From: Lance Yang <lance.yang@linux.dev>
To: Yafang Shao <laoar.shao@gmail.com>
Cc: akpm@linux-foundation.org, david@redhat.com, ziy@nvidia.com,
baolin.wang@linux.alibaba.com, lorenzo.stoakes@oracle.com,
Liam.Howlett@oracle.com, npache@redhat.com, ryan.roberts@arm.com,
dev.jain@arm.com, hannes@cmpxchg.org, usamaarif642@gmail.com,
gutierrez.asier@huawei-partners.com, willy@infradead.org,
ast@kernel.org, daniel@iogearbox.net, andrii@kernel.org,
ameryhung@gmail.com, rientjes@google.com, corbet@lwn.net,
21cnbao@gmail.com, shakeel.butt@linux.dev, bpf@vger.kernel.org,
linux-mm@kvack.org, linux-doc@vger.kernel.org
Subject: Re: [PATCH v7 mm-new 02/10] mm: thp: add support for BPF based THP order selection
Date: Thu, 11 Sep 2025 11:04:58 +0800 [thread overview]

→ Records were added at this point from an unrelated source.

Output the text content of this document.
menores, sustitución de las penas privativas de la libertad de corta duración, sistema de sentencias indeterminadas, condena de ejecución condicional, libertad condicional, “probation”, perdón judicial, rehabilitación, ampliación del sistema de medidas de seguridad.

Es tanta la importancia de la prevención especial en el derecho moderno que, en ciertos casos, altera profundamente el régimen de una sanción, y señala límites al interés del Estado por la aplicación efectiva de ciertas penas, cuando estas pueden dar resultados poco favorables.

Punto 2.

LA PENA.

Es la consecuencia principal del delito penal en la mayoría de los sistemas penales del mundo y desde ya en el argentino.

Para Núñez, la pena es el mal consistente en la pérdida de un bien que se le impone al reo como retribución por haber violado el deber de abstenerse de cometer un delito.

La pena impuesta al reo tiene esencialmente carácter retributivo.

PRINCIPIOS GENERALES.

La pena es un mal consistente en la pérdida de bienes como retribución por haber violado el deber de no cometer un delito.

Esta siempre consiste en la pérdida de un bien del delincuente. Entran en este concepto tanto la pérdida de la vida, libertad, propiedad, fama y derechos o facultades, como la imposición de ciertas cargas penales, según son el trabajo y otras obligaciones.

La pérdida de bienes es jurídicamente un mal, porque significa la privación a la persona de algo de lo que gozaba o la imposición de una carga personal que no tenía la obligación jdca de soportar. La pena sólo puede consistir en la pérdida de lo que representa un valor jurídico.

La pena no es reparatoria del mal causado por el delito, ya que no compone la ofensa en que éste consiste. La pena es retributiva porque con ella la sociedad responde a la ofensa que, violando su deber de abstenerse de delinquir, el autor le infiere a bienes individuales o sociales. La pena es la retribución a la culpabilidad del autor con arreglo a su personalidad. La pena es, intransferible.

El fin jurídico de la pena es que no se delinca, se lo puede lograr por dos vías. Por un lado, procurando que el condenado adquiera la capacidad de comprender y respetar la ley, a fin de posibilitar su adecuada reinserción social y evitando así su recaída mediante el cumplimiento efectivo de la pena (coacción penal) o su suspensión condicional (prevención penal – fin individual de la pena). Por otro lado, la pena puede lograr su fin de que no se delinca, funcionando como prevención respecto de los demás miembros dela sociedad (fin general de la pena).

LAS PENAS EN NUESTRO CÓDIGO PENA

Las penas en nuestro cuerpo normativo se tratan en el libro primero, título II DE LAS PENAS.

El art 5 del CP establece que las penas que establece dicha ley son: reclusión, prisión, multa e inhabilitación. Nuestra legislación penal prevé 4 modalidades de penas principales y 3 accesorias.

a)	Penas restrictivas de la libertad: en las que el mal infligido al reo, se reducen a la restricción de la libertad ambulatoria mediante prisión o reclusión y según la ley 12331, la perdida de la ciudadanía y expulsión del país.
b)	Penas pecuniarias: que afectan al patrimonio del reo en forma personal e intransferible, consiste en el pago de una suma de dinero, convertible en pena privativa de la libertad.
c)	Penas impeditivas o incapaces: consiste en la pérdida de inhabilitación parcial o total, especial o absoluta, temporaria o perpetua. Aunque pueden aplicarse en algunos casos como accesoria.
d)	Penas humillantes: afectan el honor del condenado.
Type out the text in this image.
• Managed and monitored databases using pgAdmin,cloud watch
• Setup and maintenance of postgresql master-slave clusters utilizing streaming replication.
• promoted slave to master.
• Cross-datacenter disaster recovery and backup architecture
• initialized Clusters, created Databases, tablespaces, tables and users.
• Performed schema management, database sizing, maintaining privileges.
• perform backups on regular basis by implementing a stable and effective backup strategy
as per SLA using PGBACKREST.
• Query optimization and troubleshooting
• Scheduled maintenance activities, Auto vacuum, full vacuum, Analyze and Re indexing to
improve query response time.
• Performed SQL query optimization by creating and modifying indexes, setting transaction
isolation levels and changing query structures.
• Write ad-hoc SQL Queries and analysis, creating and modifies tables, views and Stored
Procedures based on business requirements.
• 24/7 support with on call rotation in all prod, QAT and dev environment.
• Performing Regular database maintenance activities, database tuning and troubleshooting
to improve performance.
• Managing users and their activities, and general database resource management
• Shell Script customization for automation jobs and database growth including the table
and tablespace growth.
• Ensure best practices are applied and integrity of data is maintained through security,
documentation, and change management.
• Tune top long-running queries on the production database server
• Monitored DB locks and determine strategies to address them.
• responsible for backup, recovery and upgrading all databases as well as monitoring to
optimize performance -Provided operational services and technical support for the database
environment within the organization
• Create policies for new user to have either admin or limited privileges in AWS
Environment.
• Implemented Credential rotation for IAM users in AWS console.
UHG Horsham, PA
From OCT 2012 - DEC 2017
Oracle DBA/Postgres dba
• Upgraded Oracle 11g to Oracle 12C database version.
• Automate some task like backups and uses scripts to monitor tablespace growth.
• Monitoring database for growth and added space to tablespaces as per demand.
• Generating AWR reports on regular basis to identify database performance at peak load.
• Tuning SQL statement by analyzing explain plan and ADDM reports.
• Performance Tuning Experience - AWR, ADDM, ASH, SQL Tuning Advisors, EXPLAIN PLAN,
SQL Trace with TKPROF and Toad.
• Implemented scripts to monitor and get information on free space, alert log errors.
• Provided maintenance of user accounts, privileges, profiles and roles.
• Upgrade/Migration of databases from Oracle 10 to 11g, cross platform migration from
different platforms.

Message-ID: <f1b2fe3d-e8d4-47a7-b369-ee826fec0e7c@linux.dev> (raw)
In-Reply-To: <CALOAHbAfzDNdx5LTUhH+eMgVfdG35gAM5subeByP97x53=CWLw@mail.gmail.com>
On 2025/9/11 10:48, Yafang Shao wrote:
> On Wed, Sep 10, 2025 at 9:57 PM Lance Yang <lance.yang@linux.dev> wrote:
[...]
>>>>> +/**
>>>>> + * @thp_order_fn_t: Get the suggested THP orders from a BPF program for allocation
>>>>> + * @vma: vm_area_struct associated with the THP allocation
>>>>> + * @vma_type: The VMA type, such as BPF_THP_VM_HUGEPAGE if VM_HUGEPAGE is set
>>>>> + * BPF_THP_VM_NOHUGEPAGE if VM_NOHUGEPAGE is set, or BPF_THP_VM_NONE if
>>>>> + * neither is set.
>>>>> + * @tva_type: TVA type for current @vma
>>>>> + * @orders: Bitmask of requested THP orders for this allocation
>>>>> + * - PMD-mapped allocation if PMD_ORDER is set
>>>>> + * - mTHP allocation otherwise
>>>>> + *
>>>>> + * Return: The suggested THP order from the BPF program for allocation. It will
>>>>> + * not exceed the highest requested order in @orders. Return -1 to
>>>>> + * indicate that the original requested @orders should remain unchanged.
>>>>
>>>> A minor documentation nit: the comment says "Return -1 to indicate that the
>>>> original requested @orders should remain unchanged". It might be slightly
>>>> clearer to say "Return a negative value to fall back to the original
>>>> behavior". This would cover all error codes as well ;)
>
> will change it.
Please feel free to change it ;)
>
>>>>
[...]
>>>>
>>>> Also, for future extensions, it might be a good idea to add a reserved
>>>> flags argument to the thp_order_fn_t signature.
>>>>
>>>> For example thp_order_fn_t(..., unsigned long flags).
>>>>
>>>> This would give us aforward-compatible way to add new semantics later
>>>> without breaking the ABI and needing a v2. We could just require it to be
>>>> 0 for now.
>
> That makes sense. However, as Lorenzo mentioned previously, we should
> keep the interface as minimal as possible.
Got it.
[...]
>> Forgot to add:
>>
>> Noticed that if the hook returns 0, bpf_hook_thp_get_orders() falls
>> back to 'orders', preventing us from dynamically disabling mTHP
>> allocations.
>
> Could you please clarify what you mean by that?
>
> + thp_order = bpf_hook_thp_get_order(vma, vma_type, tva_type, orders);
> + if (thp_order < 0)
> + goto out;
>
> In my implementation, it only falls back to @orders if the return
> value is negative. If the return value is 0, it uses BIT(0):
My bad, I completely misread the code last night ...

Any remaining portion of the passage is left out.